The minivan is a van which is smaller in size in length and height than a full-size van. Minivans are often used for personal use, as well as commercial passenger operations such as taxis and shuttles, and cargo operations like delivery of mail and packages. They offer more cargo space than traditional sedans and SUVs. Their lower center of gravity is also useful in handling and rollover prevention.

===Rollover safety===
A van is taller than a typical passenger car, resulting in a higher center of gravity. The suspension is also higher to accommodate the weight of 15 passengers, who can weigh over one ton alone. In the United States, it is common for only the front seat passengers to use their safety belts. The U.S. National Highway Traffic Safety Administration (NHTSA) has determined that belted passengers are about four times more likely to survive in rollover crashes.

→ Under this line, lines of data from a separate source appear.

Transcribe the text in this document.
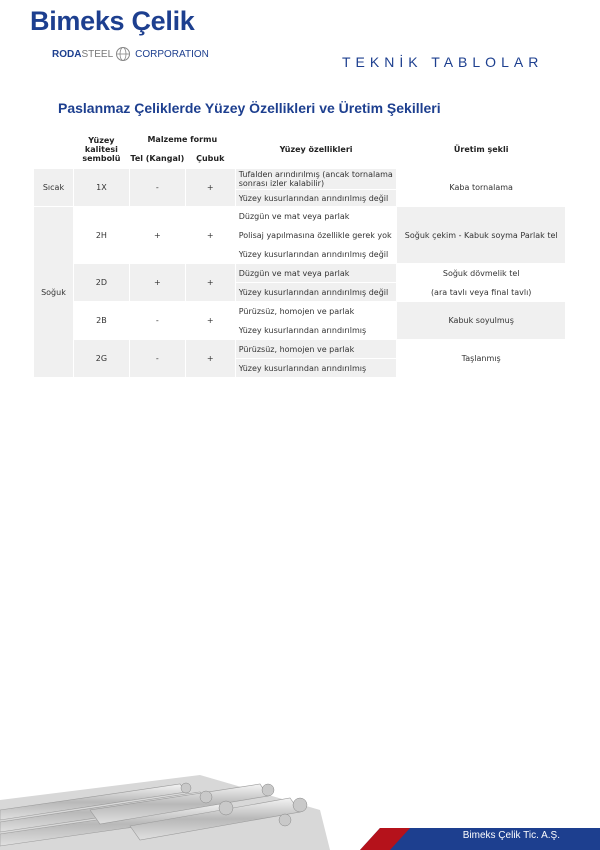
Bimeks Çelik
RODASTEEL CORPORATION	TEKNİK TABLOLAR
Paslanmaz Çeliklerde Yüzey Özellikleri ve Üretim Şekilleri
	Yüzey kalitesi sembolü	Malzeme formu		Yüzey özellikleri	Üretim şekli
		Tel (Kangal)	Çubuk		
Sıcak	1X	-	+	Tufalden arındırılmış (ancak tornalama sonrası izler kalabilir)	Kaba tornalama
				Yüzey kusurlarından arındırılmış değil	
Soğuk	2H	+	+	Düzgün ve mat veya parlak	Soğuk çekim - Kabuk soyma Parlak tel
				Polisaj yapılmasına özellikle gerek yok	
				Yüzey kusurlarından arındırılmış değil	
	2D	+	+	Düzgün ve mat veya parlak	Soğuk dövmelik tel
				Yüzey kusurlarından arındırılmış değil	(ara tavlı veya final tavlı)
	2B	-	+	Pürüzsüz, homojen ve parlak	Kabuk soyulmuş
				Yüzey kusurlarından arındırılmış	
	2G	-	+	Pürüzsüz, homojen ve parlak	Taşlanmış
				Yüzey kusurlarından arındırılmış	
Bimeks Çelik Tic. A.Ş.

Safety can be improved by understanding the unique characteristics of 12- and 15-passenger vans and by following guidelines developed for their drivers, according to the U.S. National Highway Traffic Safety Administration (NHTSA).

===Safety equipment===
Many commercial vans are fitted with cargo barriers behind the front seats (or rear seats, if fitted) to prevent injuries caused by unsecured cargo in the event of sudden deceleration, collision, or a rollover. Cargo barriers in vans are sometimes fitted with doors permitting the driver to pass through to the cargo compartment of the vehicle.